Over the next six months, Tesco will launch 10-15 Jack’s stores in the UK, with the first two stores to open on 20 September in Chatteris, Cambridgeshire, and Immingham, Lincolnshire.
Tesco said that the majority of Jack’s food and drink products will be "grown, reared or made in Britain” and it will also stock an own brand range.
Dave Lewis, Tesco Group Chief Executive, said: “Jack Cohen championed value for customers and changed the face of British shopping.
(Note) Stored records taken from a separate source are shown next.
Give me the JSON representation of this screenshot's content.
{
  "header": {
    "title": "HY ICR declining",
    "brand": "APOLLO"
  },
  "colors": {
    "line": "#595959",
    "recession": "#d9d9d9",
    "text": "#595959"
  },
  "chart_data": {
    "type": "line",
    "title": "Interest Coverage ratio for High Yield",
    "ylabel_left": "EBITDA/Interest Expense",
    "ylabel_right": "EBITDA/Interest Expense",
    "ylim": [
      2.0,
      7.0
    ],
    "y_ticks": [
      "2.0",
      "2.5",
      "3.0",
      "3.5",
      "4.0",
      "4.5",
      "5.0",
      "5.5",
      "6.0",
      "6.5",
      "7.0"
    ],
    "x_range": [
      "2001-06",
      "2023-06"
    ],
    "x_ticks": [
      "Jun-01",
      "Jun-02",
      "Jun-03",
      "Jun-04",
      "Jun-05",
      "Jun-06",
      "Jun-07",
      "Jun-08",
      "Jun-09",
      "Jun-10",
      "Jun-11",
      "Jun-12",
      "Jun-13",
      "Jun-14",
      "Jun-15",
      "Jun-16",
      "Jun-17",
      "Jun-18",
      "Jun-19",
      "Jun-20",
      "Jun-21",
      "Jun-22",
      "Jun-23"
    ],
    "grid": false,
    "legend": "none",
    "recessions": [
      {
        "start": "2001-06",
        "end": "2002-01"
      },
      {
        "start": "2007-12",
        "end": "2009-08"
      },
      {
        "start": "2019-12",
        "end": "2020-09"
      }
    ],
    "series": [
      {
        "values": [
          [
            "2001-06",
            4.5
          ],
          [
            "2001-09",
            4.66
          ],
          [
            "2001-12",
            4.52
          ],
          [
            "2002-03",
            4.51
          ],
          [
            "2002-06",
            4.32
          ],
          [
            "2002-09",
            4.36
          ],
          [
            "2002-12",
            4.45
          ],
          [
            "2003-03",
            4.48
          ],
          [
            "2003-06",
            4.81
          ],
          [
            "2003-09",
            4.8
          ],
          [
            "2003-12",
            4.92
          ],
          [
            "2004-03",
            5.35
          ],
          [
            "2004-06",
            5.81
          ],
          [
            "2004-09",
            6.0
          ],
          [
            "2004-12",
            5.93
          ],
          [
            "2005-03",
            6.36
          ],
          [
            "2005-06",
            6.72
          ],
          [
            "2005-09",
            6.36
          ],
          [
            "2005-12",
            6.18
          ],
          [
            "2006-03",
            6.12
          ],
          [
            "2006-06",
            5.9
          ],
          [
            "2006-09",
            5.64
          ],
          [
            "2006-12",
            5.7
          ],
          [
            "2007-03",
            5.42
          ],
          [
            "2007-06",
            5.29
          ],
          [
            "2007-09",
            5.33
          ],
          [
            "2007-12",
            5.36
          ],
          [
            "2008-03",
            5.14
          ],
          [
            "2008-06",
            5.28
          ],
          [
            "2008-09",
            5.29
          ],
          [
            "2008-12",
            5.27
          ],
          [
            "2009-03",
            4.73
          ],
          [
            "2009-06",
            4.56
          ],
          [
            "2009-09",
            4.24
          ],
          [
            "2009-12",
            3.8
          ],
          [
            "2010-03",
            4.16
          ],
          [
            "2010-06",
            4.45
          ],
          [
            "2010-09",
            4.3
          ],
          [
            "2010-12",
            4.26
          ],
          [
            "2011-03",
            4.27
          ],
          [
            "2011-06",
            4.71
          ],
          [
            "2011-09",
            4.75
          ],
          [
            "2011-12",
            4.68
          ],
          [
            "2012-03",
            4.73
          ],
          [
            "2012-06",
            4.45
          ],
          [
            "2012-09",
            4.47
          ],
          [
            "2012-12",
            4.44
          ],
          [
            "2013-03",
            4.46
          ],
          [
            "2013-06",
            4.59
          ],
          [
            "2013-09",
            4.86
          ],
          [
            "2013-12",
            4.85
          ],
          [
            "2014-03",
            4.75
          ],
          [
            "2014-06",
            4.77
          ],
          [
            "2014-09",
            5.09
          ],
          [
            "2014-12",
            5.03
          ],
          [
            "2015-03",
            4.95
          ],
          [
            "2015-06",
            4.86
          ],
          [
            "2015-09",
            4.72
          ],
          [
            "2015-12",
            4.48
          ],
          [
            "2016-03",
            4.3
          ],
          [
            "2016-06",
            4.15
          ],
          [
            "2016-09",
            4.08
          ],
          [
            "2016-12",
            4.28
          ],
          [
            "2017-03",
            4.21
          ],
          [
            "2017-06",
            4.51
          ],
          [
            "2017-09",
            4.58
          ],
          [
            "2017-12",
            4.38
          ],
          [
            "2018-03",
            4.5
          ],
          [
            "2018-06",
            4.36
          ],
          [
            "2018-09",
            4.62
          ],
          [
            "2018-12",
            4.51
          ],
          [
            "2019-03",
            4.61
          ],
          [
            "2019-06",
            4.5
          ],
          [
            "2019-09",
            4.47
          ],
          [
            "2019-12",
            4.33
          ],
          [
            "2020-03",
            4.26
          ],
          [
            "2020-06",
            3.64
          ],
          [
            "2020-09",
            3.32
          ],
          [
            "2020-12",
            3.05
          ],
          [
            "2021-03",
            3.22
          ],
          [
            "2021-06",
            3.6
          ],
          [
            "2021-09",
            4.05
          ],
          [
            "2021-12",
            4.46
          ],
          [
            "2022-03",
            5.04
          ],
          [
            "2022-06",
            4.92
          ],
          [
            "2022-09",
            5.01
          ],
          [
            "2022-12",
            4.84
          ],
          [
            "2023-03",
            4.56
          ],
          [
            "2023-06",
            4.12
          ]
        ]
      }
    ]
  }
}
He’s an inspiration for all of us and that same spirit still drives Tesco now.
“It’s fitting that today, we mark the beginning of Tesco’s celebration of 100 Years of Great Value by launching a new brand, and stores bearing his name: Jack’s.
“Great tasting food at the lowest possible prices with 8 out of 10 products grown, reared or made in Britain.”
Today, Tesco is Britain's biggest grocery retailer with a share of 27.4%, while Aldi and Lidl have a combined share of 13.1%, according to data from Kantar Worldpanel.
John Perry, managing director of SCALA, added: “With discount retailers Lidl and Aldi reported to control around 13% of the UK grocery market, it’s no surprise that retail giant Tesco has launched its own discount chain, Jack’s.”
“Hoping to capitalise on the desire from consumers for cheaper produce and greater convenience, mainstream retailers have been battling for this extra market share since German chains Lidl and Aldi’s popularity has continued to soar.
“Our UK Logistics Report highlighted some of the ways in which mainstream retailers are attempting to compete with the discount stores, including the streamlining of product ranges. The typical discount retailer has 7,500 SKUs (stock keeping units), compared to 30,000 for a traditional supermarket.
“Prior to the rumoured launch of Jack’s, Tesco said it would remove up to 30% of its product lines as part of its Project Reset. But, it seems, another way to beat the discounters is to play them at their own game.
“The habits of customers in the grocery sector are also changing, with an increasing move towards ‘little and often’ purchasing. In response, Tesco seems to be further developing its Metro and Express models to incorporate customer demand for convenience and competitive pricing.
“Only time will tell as to whether Tesco’s discount venture takes off. However, it is undeniably an innovative move that’s sure to apply further pressure to the other mainstream retailers.”